The dataset is well-structured and widely used in data analysis and visualization projects, making it suitable for our study. However, some preprocessing will be required before visualization.
In particular, the artworks dataset stores artist identifiers as arrays, which must be expanded and linked to the artists table. Some categorical variables (e.g., medium or classification) contain inconsistent textual values that may require normalization. Certain attributes, such as gender or nationality, contain missing values that need to be handled during analysis.
Overall, the dataset quality is high and requires moderate preprocessing, mainly involving table joins, cleaning of categorical variables, and aggregation by time periods or geographic regions. Since the data is already structured and publicly available, the focus of the project will remain on analysis and visualization rather than data collection, which aligns with the objectives of this course.
Museums play an important role in shaping cultural narratives by determining which artists and artworks are included in their collections. In recent years, questions about representation and diversity in major art institutions have gained increasing attention.
This project aims to explore diversity within the Museum of Modern Art (MoMA) collection by analyzing the demographic and geographic characteristics of the artists represented. In particular, we investigate how representation varies according to gender, nationality, and time period, and whether the composition of the collection has evolved over time.
Through interactive visualizations, the project seeks to reveal structural patterns that may not be immediately visible in raw data. Our planned interface includes several coordinated views: an animated timeline showing how gender and nationality balance has shifted decade by decade, an interactive world map highlighting geographic concentration and its evolution, and filterable charts allowing users to explore representation across departments and artistic mediums. These views will be linked, so that selecting a time period or region in one view updates the others, enabling fluid exploration of the data.
We plan to implement the project using D3.js for custom visualizations, combined with Svelte for building a responsive and modular interface.
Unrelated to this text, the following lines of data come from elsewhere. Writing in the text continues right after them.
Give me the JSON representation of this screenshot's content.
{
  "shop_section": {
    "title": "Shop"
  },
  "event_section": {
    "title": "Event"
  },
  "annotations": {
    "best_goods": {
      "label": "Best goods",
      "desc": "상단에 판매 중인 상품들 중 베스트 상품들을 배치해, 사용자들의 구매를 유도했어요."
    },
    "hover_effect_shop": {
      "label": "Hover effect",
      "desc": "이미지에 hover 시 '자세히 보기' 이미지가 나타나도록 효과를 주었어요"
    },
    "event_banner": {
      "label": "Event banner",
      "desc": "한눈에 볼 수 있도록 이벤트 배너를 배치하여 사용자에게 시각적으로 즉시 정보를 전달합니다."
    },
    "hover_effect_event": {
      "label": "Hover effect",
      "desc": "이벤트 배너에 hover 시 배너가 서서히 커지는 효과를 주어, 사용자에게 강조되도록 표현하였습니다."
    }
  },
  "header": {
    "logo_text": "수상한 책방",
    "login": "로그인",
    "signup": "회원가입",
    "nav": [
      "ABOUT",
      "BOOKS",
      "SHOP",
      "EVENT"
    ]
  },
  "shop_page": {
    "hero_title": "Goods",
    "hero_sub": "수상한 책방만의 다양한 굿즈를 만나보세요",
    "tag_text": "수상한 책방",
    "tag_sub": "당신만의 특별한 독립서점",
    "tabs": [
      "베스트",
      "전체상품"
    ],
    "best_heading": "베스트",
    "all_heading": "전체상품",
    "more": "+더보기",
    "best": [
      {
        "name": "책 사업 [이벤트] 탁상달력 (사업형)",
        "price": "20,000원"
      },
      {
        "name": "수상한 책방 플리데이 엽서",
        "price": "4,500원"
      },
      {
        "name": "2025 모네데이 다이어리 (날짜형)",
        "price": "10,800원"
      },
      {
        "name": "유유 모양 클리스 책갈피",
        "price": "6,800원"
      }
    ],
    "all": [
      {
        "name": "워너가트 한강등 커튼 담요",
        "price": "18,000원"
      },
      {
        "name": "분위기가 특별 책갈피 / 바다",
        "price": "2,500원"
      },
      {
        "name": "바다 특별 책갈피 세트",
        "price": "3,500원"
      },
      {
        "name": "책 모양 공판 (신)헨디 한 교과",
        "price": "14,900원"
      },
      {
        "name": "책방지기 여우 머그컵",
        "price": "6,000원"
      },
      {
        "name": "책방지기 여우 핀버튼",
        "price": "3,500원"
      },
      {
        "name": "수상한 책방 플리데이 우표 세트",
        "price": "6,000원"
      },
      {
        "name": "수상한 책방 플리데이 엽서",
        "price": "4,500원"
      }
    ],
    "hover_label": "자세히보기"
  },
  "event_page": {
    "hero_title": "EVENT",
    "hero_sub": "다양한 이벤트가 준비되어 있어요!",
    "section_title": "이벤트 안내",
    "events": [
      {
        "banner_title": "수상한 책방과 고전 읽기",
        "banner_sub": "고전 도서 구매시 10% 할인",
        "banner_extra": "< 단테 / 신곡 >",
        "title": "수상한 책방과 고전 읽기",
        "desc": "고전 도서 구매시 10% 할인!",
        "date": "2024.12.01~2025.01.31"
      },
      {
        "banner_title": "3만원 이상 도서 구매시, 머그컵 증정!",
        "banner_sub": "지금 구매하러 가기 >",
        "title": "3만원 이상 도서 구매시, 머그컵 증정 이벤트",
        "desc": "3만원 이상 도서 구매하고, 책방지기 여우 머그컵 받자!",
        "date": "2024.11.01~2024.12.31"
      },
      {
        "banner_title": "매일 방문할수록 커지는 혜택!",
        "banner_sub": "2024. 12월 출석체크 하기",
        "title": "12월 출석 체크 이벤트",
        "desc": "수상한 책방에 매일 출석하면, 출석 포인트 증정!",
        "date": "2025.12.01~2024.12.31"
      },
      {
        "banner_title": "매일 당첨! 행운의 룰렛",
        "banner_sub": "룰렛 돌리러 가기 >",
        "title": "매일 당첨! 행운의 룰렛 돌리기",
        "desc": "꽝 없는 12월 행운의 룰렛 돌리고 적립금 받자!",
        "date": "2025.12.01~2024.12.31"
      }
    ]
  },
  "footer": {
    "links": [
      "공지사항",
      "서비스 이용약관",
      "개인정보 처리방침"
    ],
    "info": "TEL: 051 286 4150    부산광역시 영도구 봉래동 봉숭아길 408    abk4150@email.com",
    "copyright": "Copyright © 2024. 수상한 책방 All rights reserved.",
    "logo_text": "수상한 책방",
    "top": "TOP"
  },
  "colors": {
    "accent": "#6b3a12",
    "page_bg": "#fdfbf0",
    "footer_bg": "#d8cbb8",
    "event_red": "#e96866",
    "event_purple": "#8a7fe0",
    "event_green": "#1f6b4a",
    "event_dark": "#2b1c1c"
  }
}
This stack allows us to create highly interactive, bindable components while keeping the codebase lightweight.
Rather than evaluating curatorial decisions, our goal is to provide a data-driven perspective on the composition of a major modern art collection. By visualizing these patterns, we aim to offer an intuitive and exploratory interface that allows users to better understand how representation in modern art collections has evolved.
The target audience includes students, researchers, and anyone interested in art history, cultural institutions, and the intersection between data visualization and cultural analysis.
The full exploratory analysis is available in notebooks/exploratory_analysis.ipynb.
The original dataset contains 160,248 artworks (30 columns) and 15,803 artists (9 columns). After cleaning (removing irrelevant columns, handling missing values, and normalizing categories) we retained 144,149 artworks (90.0%) and 11,879 artists (75.2%).
Gender distribution reveals a significant imbalance: male artists represent 80.3% of the collection (9,536), while female artists account for only 19.7% (2,336), with just 7 non-binary artists.
Geographic concentration is equally pronounced. American artists dominate at 41.0% (4,872), followed by German (7.4%), French (6.6%), British (6.6%), and Italian (4.0%). The top 5 nationalities alone represent 65.6% of all artists, with a strong skew toward Western countries.
Temporal coverage spans from 1768 to 2026 across 92,564 dated artworks, with peak representation in the 1960s–1980s, reflecting MoMA's modern and contemporary focus.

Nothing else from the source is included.